WASHINGTON, D.C. | April 30, 2009 -
I would like to begin by thanking our distinguished panels of witnesses for appearing today. We appreciate that they have taken time out of their busy schedules to share their expertise and experiences with us.
We meet today to examine OSHA’s efforts on workplace safety.
In particular, we are looking at one policy initiative, the Enhanced Enforcement Program. I look forward to hearing both from the Inspector General and OSHA itself on their views about whether this program should be continued, modified, expanded, or eliminated.
But speaking more broadly, as we examine OSHA’s efforts with respect to workplace safety, we must ask ourselves some questions: How do we evaluate whether our workplace safety laws are effective? Is it the number of citations issued? The amounts of fines collected by regulators? The number of lawsuits filed?
The best way to evaluate the effectiveness of our workplace health and safety laws is to examine the objective evidence – the numbers. They show whether we are making progress in reducing workplace illness and injury. And when we look at those numbers, the trends are encouraging.
Earlier this week, we heard at a similar hearing on workplace safety that when OSHA works cooperatively with businesses, particularly small ones, there has been significant, measurable progress.
For example, in 2007, the Bureau of Labor Statistics reports that the number of deaths on the job fell to less than four for every 100,000 workers – the lowest rate on record.

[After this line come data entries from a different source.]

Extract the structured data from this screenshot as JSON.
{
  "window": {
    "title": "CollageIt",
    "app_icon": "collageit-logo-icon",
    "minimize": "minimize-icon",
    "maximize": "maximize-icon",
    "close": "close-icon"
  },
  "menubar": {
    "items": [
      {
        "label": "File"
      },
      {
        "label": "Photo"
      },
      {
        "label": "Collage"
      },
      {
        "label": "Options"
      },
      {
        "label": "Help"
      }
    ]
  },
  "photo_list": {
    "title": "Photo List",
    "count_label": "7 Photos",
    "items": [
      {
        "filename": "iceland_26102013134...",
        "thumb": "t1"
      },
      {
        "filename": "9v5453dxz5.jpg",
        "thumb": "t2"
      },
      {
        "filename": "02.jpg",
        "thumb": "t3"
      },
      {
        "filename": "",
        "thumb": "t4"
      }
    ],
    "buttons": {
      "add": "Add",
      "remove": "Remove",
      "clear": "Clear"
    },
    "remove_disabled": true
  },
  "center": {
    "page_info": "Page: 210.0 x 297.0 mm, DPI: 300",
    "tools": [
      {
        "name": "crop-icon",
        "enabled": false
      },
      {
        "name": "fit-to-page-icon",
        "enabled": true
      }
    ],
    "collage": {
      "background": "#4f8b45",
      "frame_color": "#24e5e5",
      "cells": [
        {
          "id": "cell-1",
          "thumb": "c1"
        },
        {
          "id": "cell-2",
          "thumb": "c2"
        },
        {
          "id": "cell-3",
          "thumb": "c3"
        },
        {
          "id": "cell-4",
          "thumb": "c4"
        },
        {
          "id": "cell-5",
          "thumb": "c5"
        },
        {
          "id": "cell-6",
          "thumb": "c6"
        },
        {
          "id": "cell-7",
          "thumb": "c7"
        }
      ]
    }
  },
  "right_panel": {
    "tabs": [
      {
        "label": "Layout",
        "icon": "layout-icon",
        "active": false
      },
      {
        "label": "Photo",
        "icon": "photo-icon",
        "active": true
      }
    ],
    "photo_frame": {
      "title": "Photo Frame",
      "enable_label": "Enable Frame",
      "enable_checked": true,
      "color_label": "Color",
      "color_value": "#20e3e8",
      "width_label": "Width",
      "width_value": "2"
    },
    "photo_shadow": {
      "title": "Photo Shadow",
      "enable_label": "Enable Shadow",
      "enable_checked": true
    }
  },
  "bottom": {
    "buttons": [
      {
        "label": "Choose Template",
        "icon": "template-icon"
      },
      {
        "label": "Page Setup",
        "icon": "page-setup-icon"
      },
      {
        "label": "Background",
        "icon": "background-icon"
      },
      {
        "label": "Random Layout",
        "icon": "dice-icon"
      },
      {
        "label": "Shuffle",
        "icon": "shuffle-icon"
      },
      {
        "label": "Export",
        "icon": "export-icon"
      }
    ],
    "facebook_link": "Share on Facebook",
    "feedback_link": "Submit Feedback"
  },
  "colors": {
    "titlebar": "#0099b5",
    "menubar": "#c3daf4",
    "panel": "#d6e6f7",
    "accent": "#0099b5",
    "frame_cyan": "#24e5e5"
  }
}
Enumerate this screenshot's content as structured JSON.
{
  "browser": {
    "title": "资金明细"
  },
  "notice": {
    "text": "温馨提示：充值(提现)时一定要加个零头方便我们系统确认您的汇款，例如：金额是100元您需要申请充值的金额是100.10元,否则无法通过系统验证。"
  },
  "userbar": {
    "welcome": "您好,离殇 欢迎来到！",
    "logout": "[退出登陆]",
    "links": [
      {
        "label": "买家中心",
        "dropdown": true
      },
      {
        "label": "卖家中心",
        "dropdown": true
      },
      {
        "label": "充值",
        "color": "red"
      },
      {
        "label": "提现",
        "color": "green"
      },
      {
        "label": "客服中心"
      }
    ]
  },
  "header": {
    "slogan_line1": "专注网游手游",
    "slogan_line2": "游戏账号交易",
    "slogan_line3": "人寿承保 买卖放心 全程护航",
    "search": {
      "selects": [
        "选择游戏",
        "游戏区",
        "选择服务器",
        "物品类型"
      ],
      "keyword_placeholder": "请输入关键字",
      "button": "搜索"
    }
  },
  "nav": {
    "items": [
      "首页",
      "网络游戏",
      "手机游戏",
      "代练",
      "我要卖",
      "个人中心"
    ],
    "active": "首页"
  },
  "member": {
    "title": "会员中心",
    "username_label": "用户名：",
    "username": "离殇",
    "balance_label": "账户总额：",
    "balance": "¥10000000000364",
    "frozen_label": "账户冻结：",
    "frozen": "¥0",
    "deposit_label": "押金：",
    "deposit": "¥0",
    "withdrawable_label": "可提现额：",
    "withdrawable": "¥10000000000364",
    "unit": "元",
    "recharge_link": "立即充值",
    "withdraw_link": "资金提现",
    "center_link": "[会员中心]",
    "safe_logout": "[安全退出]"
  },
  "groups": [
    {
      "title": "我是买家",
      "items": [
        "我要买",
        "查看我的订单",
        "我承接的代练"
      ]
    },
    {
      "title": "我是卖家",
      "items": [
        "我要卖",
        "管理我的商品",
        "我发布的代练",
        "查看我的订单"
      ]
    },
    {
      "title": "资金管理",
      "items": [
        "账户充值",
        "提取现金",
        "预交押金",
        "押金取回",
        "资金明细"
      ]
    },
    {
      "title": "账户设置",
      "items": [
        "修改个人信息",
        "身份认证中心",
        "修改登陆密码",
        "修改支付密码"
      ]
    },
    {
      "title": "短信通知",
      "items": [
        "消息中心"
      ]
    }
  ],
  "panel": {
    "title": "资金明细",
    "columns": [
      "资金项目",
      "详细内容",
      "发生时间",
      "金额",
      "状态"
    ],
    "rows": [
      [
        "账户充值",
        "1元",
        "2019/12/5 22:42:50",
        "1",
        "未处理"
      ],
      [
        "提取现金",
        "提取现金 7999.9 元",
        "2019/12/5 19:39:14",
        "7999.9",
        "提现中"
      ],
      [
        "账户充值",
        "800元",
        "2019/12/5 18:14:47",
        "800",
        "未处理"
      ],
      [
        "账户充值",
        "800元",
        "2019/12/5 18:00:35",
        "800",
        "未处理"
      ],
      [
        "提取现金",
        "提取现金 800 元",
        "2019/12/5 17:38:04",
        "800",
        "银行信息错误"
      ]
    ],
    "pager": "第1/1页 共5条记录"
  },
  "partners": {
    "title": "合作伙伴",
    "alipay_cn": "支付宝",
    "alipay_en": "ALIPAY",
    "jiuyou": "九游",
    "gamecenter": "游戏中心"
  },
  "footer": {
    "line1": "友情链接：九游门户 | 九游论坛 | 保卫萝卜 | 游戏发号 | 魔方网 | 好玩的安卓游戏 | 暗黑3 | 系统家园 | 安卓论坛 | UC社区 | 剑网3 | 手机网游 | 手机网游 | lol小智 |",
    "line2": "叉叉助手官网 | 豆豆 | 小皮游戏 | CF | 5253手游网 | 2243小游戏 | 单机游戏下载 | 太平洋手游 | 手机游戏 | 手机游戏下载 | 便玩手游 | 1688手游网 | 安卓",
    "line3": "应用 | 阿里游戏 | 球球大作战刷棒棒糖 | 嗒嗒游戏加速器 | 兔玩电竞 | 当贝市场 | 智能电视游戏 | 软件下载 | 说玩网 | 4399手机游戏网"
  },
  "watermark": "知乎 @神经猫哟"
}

The Bureau also says that in 2007, non-fatal injuries and illnesses were down by 4 percent – or 122 cases for every 10,000 workers.
Figures from OSHA tell the same story. These numbers show that since 2001, workplace deaths have declined 14 percent. Meanwhile, injuries and illness rates have dropped 21 percent.
I am not suggesting that there is an “acceptable” level of workplace illness or injury.
But it is important, as we evaluate the effectiveness of our laws, that we do so with the goal of improving those that are working, rather than reversing course for politics or an ideological agenda. I hope that as we move forward in assessing our workplace safety regime that we keep that principle in mind.